Finding and reading about my husband's type was also an interesting relevation. He's an ISTP, a hands-on mechanically oriented type, and his motivations for projects is completely different than mine. When I do physical work, it's all goal oriented to me. I am doing the work because of the benefit to me and my family that I will get when done. He literally does physical work because he enjoys it!
This was an important relevation to me, because he used to get so wrapped up in doing a home improvement project that he kept working until his muscles went into spasm and he'd be incapacitated for the rest of the day.
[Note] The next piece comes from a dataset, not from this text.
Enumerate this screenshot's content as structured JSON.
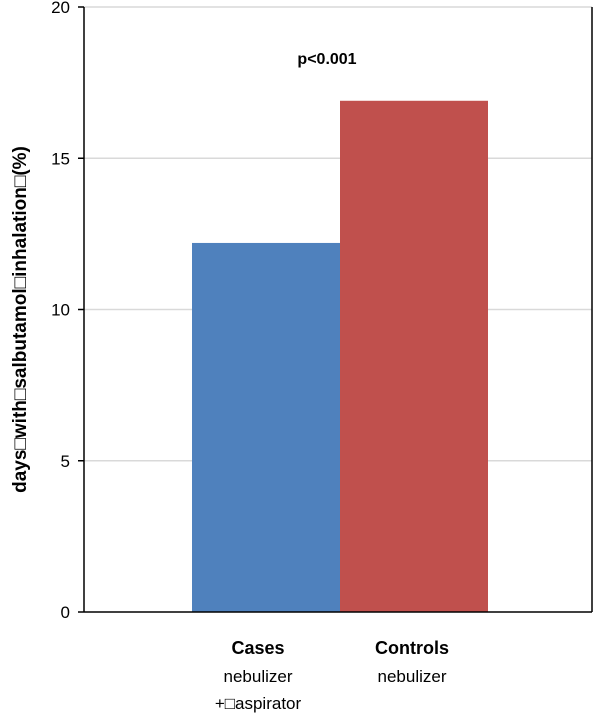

After I showed him his type, he started learning to pace himself better, and stop before exhaustion went too far.
Now I understand that when we plan some kind of work for the weekend, it's not just that we are doing it because it needs to be done- but because he NEEDS something to do.
When he came down with Lyme disease two years ago, it was particularly devastating to his psyche, because he couldn't lose himself in the rhythem of physical work in his free time. I would have been very confused at his frustration with his weakness and illness if I hadn't known what what motivates him.... and keep in mind, we'd been married 17 years before I learned of MBTI and all that. Learning what makes him tick has been extremely helpful in interpreting what's really behind his behaviour under stress, and helps me help him cope with it.
MBTI info has really, really helped me in dealing with my family, and has helped me understand myself better, too.